Baseball legend, Casey Stengle, is credited with saying, “The future ain’t what it used to be.” That statement is as true as it is humorous. Among the ironies of teaching is that one can never know which facts and information young people will actually need for their individual lives or for living in a rapidly changing world. The best that educators can hope for is to impart skills and attitudes that allow young people to remain mentally flexible and that provide them with a broad base for continued learning so that future challenges and interests can be met resourcefully. These attributes are inextricably linked to many of the mental activities learned early in life through imagining.

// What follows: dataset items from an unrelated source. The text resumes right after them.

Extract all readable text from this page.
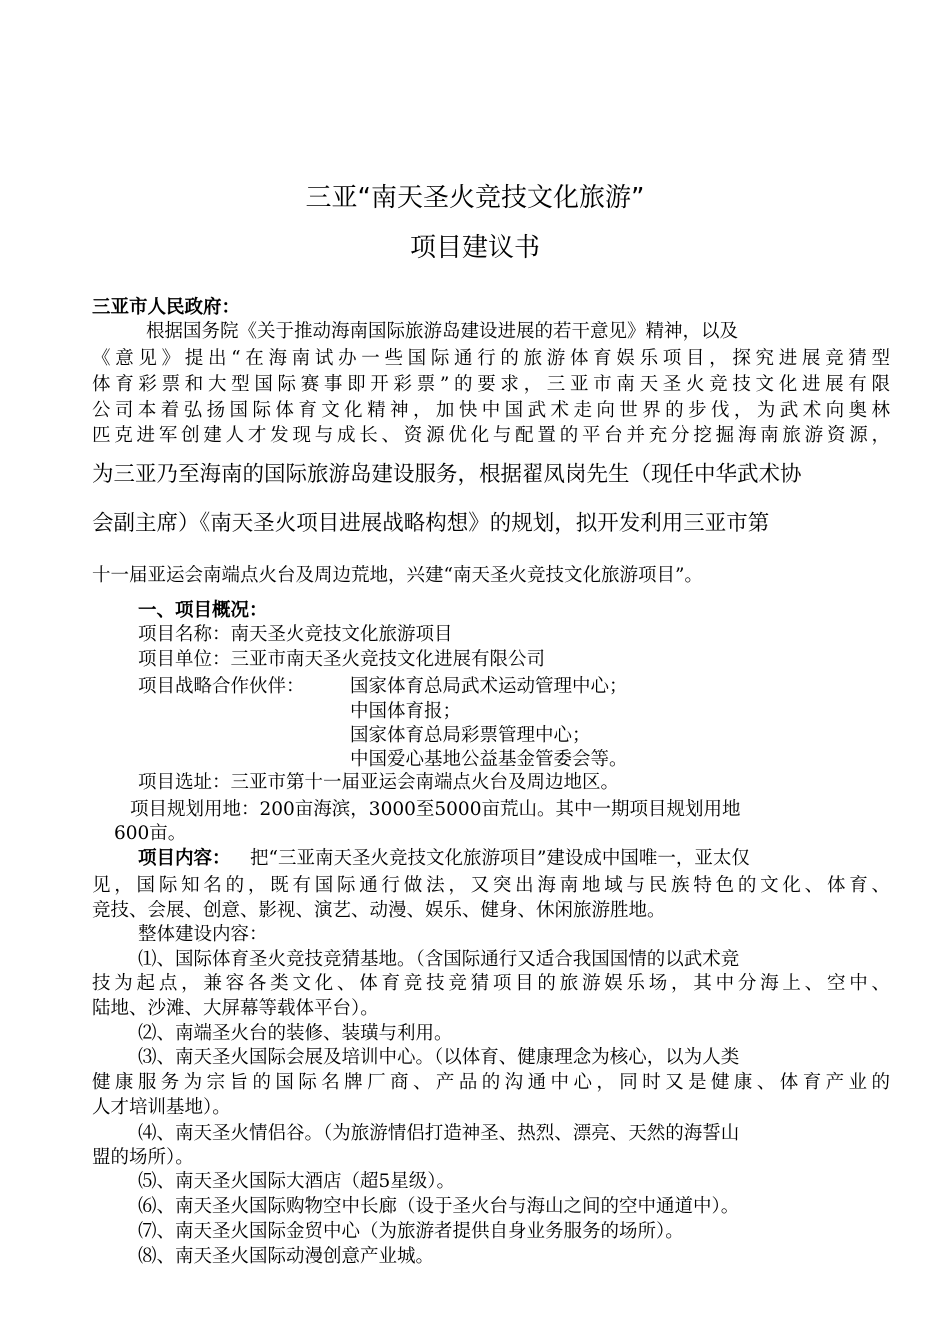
三亚“南天圣火竞技文化旅游”
项目建议书

三亚市人民政府：

根据国务院《关于推动海南国际旅游岛建设进展的若干意见》精神，以及

《意见》提出“在海南试办一些国际通行的旅游体育娱乐项目，探究进展竞猜型

体育彩票和大型国际赛事即开彩票”的要求，三亚市南天圣火竞技文化进展有限

公司本着弘扬国际体育文化精神，加快中国武术走向世界的步伐，为武术向奥林

匹克进军创建人才发现与成长、资源优化与配置的平台并充分挖掘海南旅游资源，

为三亚乃至海南的国际旅游岛建设服务，根据翟凤岗先生（现任中华武术协

会副主席）《南天圣火项目进展战略构想》的规划，拟开发利用三亚市第

十一届亚运会南端点火台及周边荒地，兴建“南天圣火竞技文化旅游项目”。

一、项目概况：

项目名称：南天圣火竞技文化旅游项目

项目单位：三亚市南天圣火竞技文化进展有限公司

项目战略合作伙伴： 国家体育总局武术运动管理中心；

中国体育报；

国家体育总局彩票管理中心；

中国爱心基地公益基金管委会等。

项目选址：三亚市第十一届亚运会南端点火台及周边地区。

项目规划用地：200亩海滨，3000至5000亩荒山。其中一期项目规划用地

600亩。

项目内容： 把“三亚南天圣火竞技文化旅游项目”建设成中国唯一，亚太仅

见，国际知名的，既有国际通行做法，又突出海南地域与民族特色的文化、体育、

竞技、会展、创意、影视、演艺、动漫、娱乐、健身、休闲旅游胜地。

整体建设内容：

⑴、国际体育圣火竞技竞猜基地。（含国际通行又适合我国国情的以武术竞

技为起点，兼容各类文化、体育竞技竞猜项目的旅游娱乐场，其中分海上、空中、

陆地、沙滩、大屏幕等载体平台）。

⑵、南端圣火台的装修、装璜与利用。

⑶、南天圣火国际会展及培训中心。（以体育、健康理念为核心，以为人类

健康服务为宗旨的国际名牌厂商、产品的沟通中心，同时又是健康、体育产业的

人才培训基地）。

⑷、南天圣火情侣谷。（为旅游情侣打造神圣、热烈、漂亮、天然的海誓山

盟的场所）。

⑸、南天圣火国际大酒店（超5星级）。

⑹、南天圣火国际购物空中长廊（设于圣火台与海山之间的空中通道中）。

⑺、南天圣火国际金贸中心（为旅游者提供自身业务服务的场所）。

⑻、南天圣火国际动漫创意产业城。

To accomplish imagining activities with young children, a docent must call upon a bit of his or her own childhood, and leave a measure of adulthood behind. This isn’t as difficult as it sounds. In fact, it may only be challenging the first time. Once one experiences the delight and the energy “little ones” put into imagining and pretending, an adult is usually able to suspend judgments about his or her own behavior and focus on the children’s. And, after all, should any of us ever be too old to play or to tap into the riches of our imaginations?
Alan Gartenhaus, Publishing Editor
Gartenhaus, Alan. “Imagining: A Pathway to Learning,” The Docent Educator 3.2 (Winter 1993): 2-3.